A total of 90 cases including 83 NBs, six GNB and one GN were evaluated. The age range was 12 days-12 years, with 55 males and 45 females. Both the primary and metastatic locations were aspirated. Applying the INPC criteria, there were 61 poorly differentiated, 14 undifferentiated, eight differentiating NB and six GNB. Immunocytochemistry on cell blocks showed positivity for at least two neuronal markers in NB. Mitotic-karyorrhectic index was high in 63, low in 22 and intermediate in two cases, respectively. MYCN amplification by fluorescence in situ hybridisation was feasible on smears and was amplified in 6 out of 11 cases tested.
Peripheral NT types including NB, GNB and GN have distinctive cytomorphology. NBs can be further subtyped as undifferentiated, poorly differentiated and differentiating subtypes as per INPC criteria.
本分析旨在描述外周神经母细胞瘤(NTs)的细胞病理学谱,包括神经母细胞瘤(NB)、神经节神经母细胞瘤(GNB)和神经节瘤(GN)。
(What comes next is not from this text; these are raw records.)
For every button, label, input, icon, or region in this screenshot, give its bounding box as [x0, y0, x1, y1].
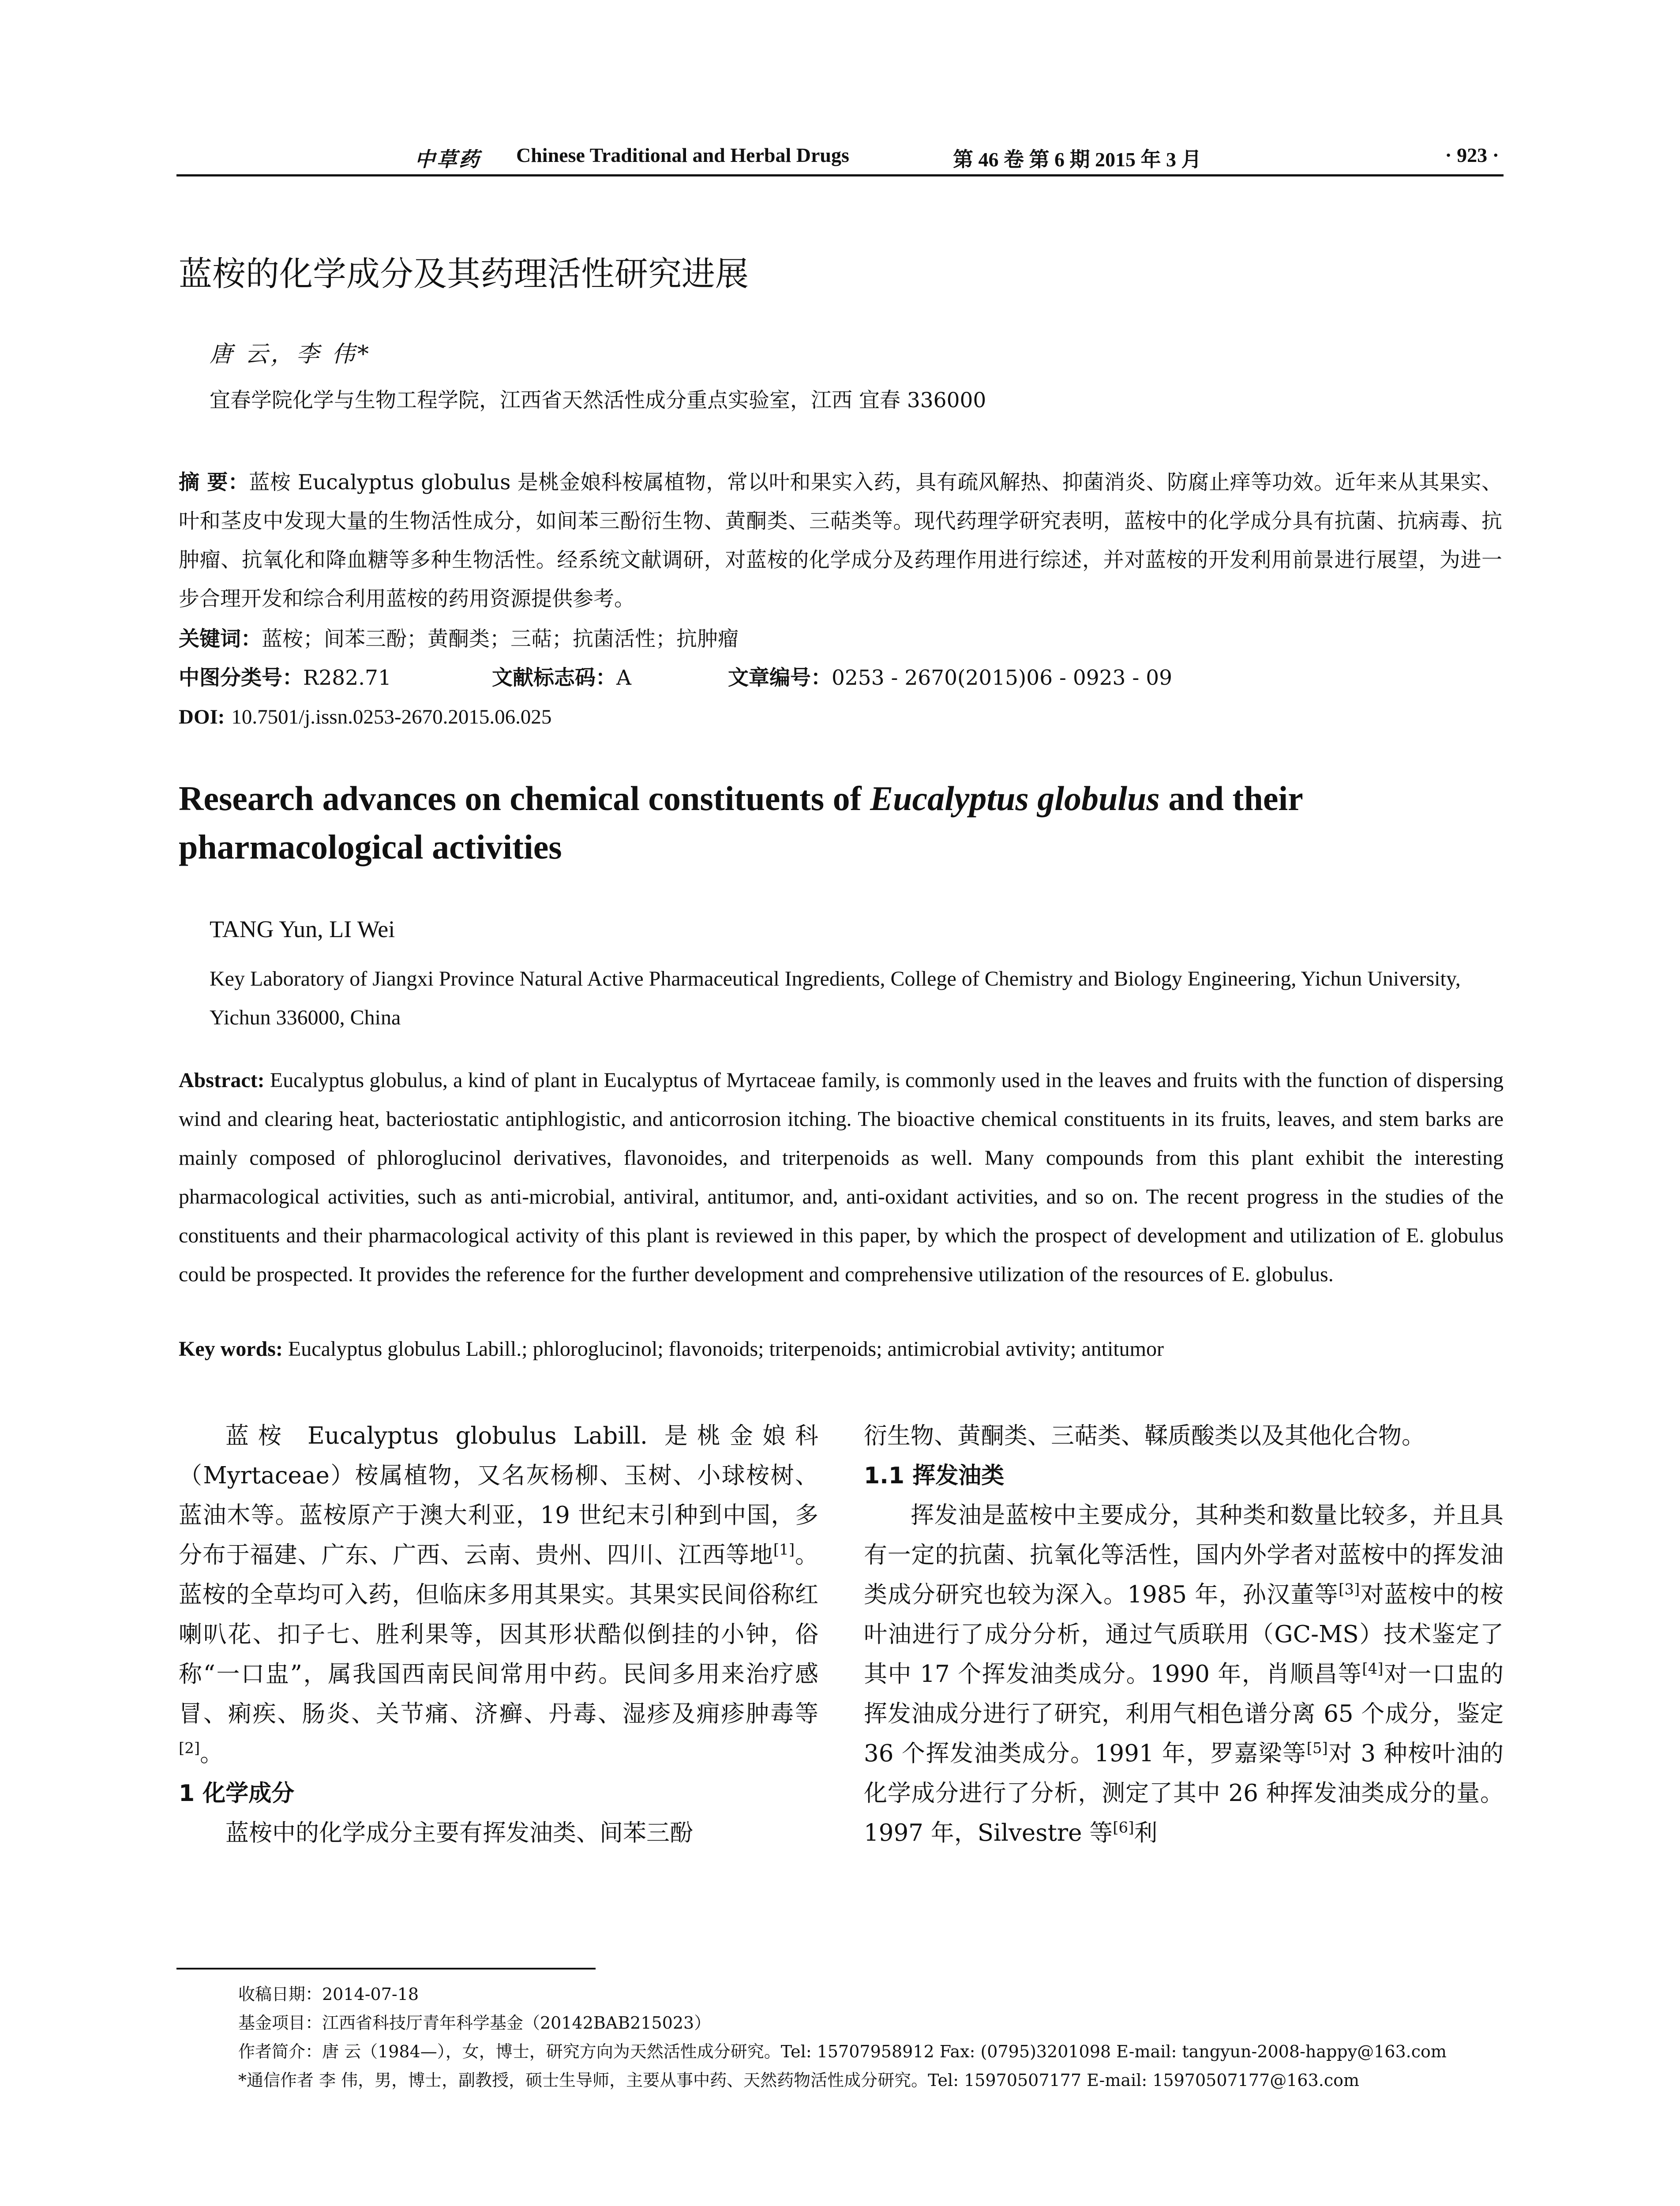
authors-cn: 唐 云，李 伟* [210, 341, 372, 368]
citation-2[interactable]: [2] [179, 1739, 200, 1757]
article-no-value: 0253 - 2670(2015)06 - 0923 - 09 [832, 666, 1173, 690]
doc-code-value: A [616, 666, 631, 690]
body-column-left [179, 1416, 818, 1853]
authors-en: TANG Yun, LI Wei [210, 916, 395, 942]
keywords-cn-label: 关键词： [179, 627, 262, 651]
header-rule [176, 174, 1504, 176]
citation-5[interactable]: [5] [1306, 1739, 1328, 1757]
doi-label: DOI: [179, 705, 225, 728]
doc-code-label: 文献标志码： [492, 666, 616, 690]
vo-text-d: 对 3 种桉叶油的化学成分进行了分析，测定了其中 26 种挥发油类成分的量。1997 年，Silvestre 等 [864, 1740, 1504, 1846]
abstract-en [179, 1061, 1504, 1294]
citation-3[interactable]: [3] [1339, 1580, 1360, 1598]
volatile-oil-paragraph [864, 1496, 1504, 1853]
vo-text-e: 利 [1134, 1820, 1158, 1846]
continued-paragraph: 衍生物、黄酮类、三萜类、鞣质酸类以及其他化合物。 [864, 1422, 1425, 1449]
clc-value: R282.71 [303, 666, 391, 690]
abstract-en-label: Abstract: [179, 1069, 265, 1092]
intro-text-a: 蓝桉 Eucalyptus globulus Labill. 是桃金娘科（Myrtaceae）桉属植物，又名灰杨柳、玉树、小球桉树、蓝油木等。蓝桉原产于澳大利亚，19 世纪末引种到中国，多分布于福建、广东、广西、云南、贵州、四川、江西等地 [179, 1422, 818, 1568]
doi-value: 10.7501/j.issn.0253-2670.2015.06.025 [231, 705, 552, 728]
article-no-label: 文章编号： [728, 666, 832, 690]
title-en-part2: and their pharmacological activities [179, 779, 1303, 866]
abstract-cn [179, 463, 1502, 619]
body-column-right [864, 1416, 1504, 1853]
volume-info: 第 46 卷 第 6 期 2015 年 3 月 [953, 148, 1202, 171]
vo-text-a: 挥发油是蓝桉中主要成分，其种类和数量比较多，并且具有一定的抗菌、抗氧化等活性，国内外学者对蓝桉中的挥发油类成分研究也较为深入。1985 年，孙汉董等 [864, 1502, 1504, 1608]
title-en-part1: Research advances on chemical constituents of [179, 779, 862, 818]
title-en [179, 774, 1524, 871]
classification-line [179, 659, 1502, 698]
running-header [176, 135, 1504, 170]
journal-name-en: Chinese Traditional and Herbal Drugs [516, 144, 849, 166]
keywords-en-label: Key words: [179, 1337, 283, 1361]
clc-label: 中图分类号： [179, 666, 303, 690]
keywords-en-text: Eucalyptus globulus Labill.; phloroglucinol; flavonoids; triterpenoids; antimicrobial avtivity; antitumor [288, 1337, 1164, 1361]
keywords-en [179, 1337, 1504, 1361]
keywords-cn-text: 蓝桉；间苯三酚；黄酮类；三萜；抗菌活性；抗肿瘤 [262, 627, 739, 651]
abstract-en-text: Eucalyptus globulus, a kind of plant in Eucalyptus of Myrtaceae family, is commonly used in the leaves and fruits with the function of dispersing wind and clearing heat, bacteriostatic antiphlogistic, and anticorrosion itching. The bioactive chemical constituents in its fruits, leaves, and stem barks are mainly composed of phloroglucinol derivatives, flavonoides, and triterpenoids as well. Many compounds from this plant exhibit the interesting pharmacological activities, such as anti-microbial, antiviral, antitumor, and, anti-oxidant activities, and so on. The recent progress in the studies of the constituents and their pharmacological activity of this plant is reviewed in this paper, by which the prospect of development and utilization of E. globulus could be prospected. It provides the reference for the further development and comprehensive utilization of the resources of E. globulus. [179, 1069, 1504, 1286]
title-en-species: Eucalyptus globulus [870, 779, 1160, 818]
citation-1[interactable]: [1] [773, 1541, 795, 1559]
section-1-paragraph: 蓝桉中的化学成分主要有挥发油类、间苯三酚 [225, 1820, 693, 1846]
abstract-cn-text: 蓝桉 Eucalyptus globulus 是桃金娘科桉属植物，常以叶和果实入药，具有疏风解热、抑菌消炎、防腐止痒等功效。近年来从其果实、叶和茎皮中发现大量的生物活性成分，如间苯三酚衍生物、黄酮类、三萜类等。现代药理学研究表明，蓝桉中的化学成分具有抗菌、抗病毒、抗肿瘤、抗氧化和降血糖等多种生物活性。经系统文献调研，对蓝桉的化学成分及药理作用进行综述，并对蓝桉的开发利用前景进行展望，为进一步合理开发和综合利用蓝桉的药用资源提供参考。 [179, 470, 1502, 611]
affiliation-en: Key Laboratory of Jiangxi Province Natural Active Pharmaceutical Ingredients, College of Chemistry and Biology Engineering, Yichun University, Yichun 336000, China [210, 967, 1461, 1029]
footnote-rule [176, 1968, 596, 1970]
citation-6[interactable]: [6] [1113, 1819, 1134, 1837]
citation-4[interactable]: [4] [1362, 1660, 1384, 1678]
intro-text-b: 。蓝桉的全草均可入药，但临床多用其果实。其果实民间俗称红喇叭花、扣子七、胜利果等，因其形状酷似倒挂的小钟，俗称“一口盅”，属我国西南民间常用中药。民间多用来治疗感冒、痢疾、肠炎、关节痛、济癣、丹毒、湿疹及痈疹肿毒等 [179, 1542, 819, 1727]
intro-paragraph [179, 1416, 818, 1774]
keywords-cn [179, 620, 1502, 659]
section-heading-1: 1 化学成分 [179, 1780, 295, 1807]
vo-text-c: 对一口盅的挥发油成分进行了研究，利用气相色谱分离 65 个成分，鉴定 36 个挥发油类成分。1991 年，罗嘉梁等 [864, 1661, 1504, 1767]
title-cn: 蓝桉的化学成分及其药理活性研究进展 [179, 254, 749, 293]
intro-text-c: 。 [200, 1740, 224, 1767]
section-heading-1-1: 1.1 挥发油类 [864, 1463, 1005, 1489]
footnote-author: 作者简介：唐 云（1984—），女，博士，研究方向为天然活性成分研究。Tel: 15707958912 Fax: (0795)3201098 E-mail: tangyun-2008-happy@163.com [238, 2042, 1447, 2061]
affiliation-cn: 宜春学院化学与生物工程学院，江西省天然活性成分重点实验室，江西 宜春 336000 [210, 388, 986, 413]
doi-line [179, 698, 1502, 736]
page-number: · 923 · [1445, 144, 1499, 166]
journal-name-cn: 中草药 [415, 147, 481, 171]
abstract-cn-label: 摘 要： [179, 470, 249, 495]
footnote-corresponding: *通信作者 李 伟，男，博士，副教授，硕士生导师，主要从事中药、天然药物活性成分研究。Tel: 15970507177 E-mail: 15970507177@163.com [238, 2071, 1360, 2090]
footnote-fund: 基金项目：江西省科技厅青年科学基金（20142BAB215023） [238, 2013, 711, 2033]
footnote-received: 收稿日期：2014-07-18 [238, 1985, 419, 2004]
vo-text-b: 对蓝桉中的桉叶油进行了成分分析，通过气质联用（GC-MS）技术鉴定了其中 17 个挥发油类成分。1990 年，肖顺昌等 [864, 1581, 1504, 1688]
评估应用国际神经母细胞瘤病理分类(INPC)对NTs在细胞学上进一步进行亚型分类的可行性。
检索2011年至2015年期间细针穿刺活检报告的所有外周NTs,并进行详细的细胞形态学评估。根据INPC标准,NBs进一步分为未分化型、低分化型和分化型亚型。评估有丝分裂-核溶解指数。对可用的细胞块进行免疫细胞化学检查。对11例涂片进行荧光原位杂交检测MYCN扩增情况。
共评估了90例病例,包括83例NBs、6例GNBs和1例GN。年龄范围为12天至12岁,男性55例,女性45例。原发部位和转移部位均有穿刺。应用INPC标准,有61例低分化、14例未分化、8例分化型NB和6例GNB。细胞块的免疫细胞化学显示NB中至少两种神经元标志物呈阳性。有丝分裂-核溶解指数分别在63例中较高、22例中较低、2例中处于中间水平。荧光原位杂交检测MYCN扩增在涂片上可行,11例检测中有6例呈扩增状态。
外周NTs类型包括NB、GNB和GN具有独特的细胞形态学。根据INPC标准,NBs可进一步分为未分化型、低分化型和分化型亚型。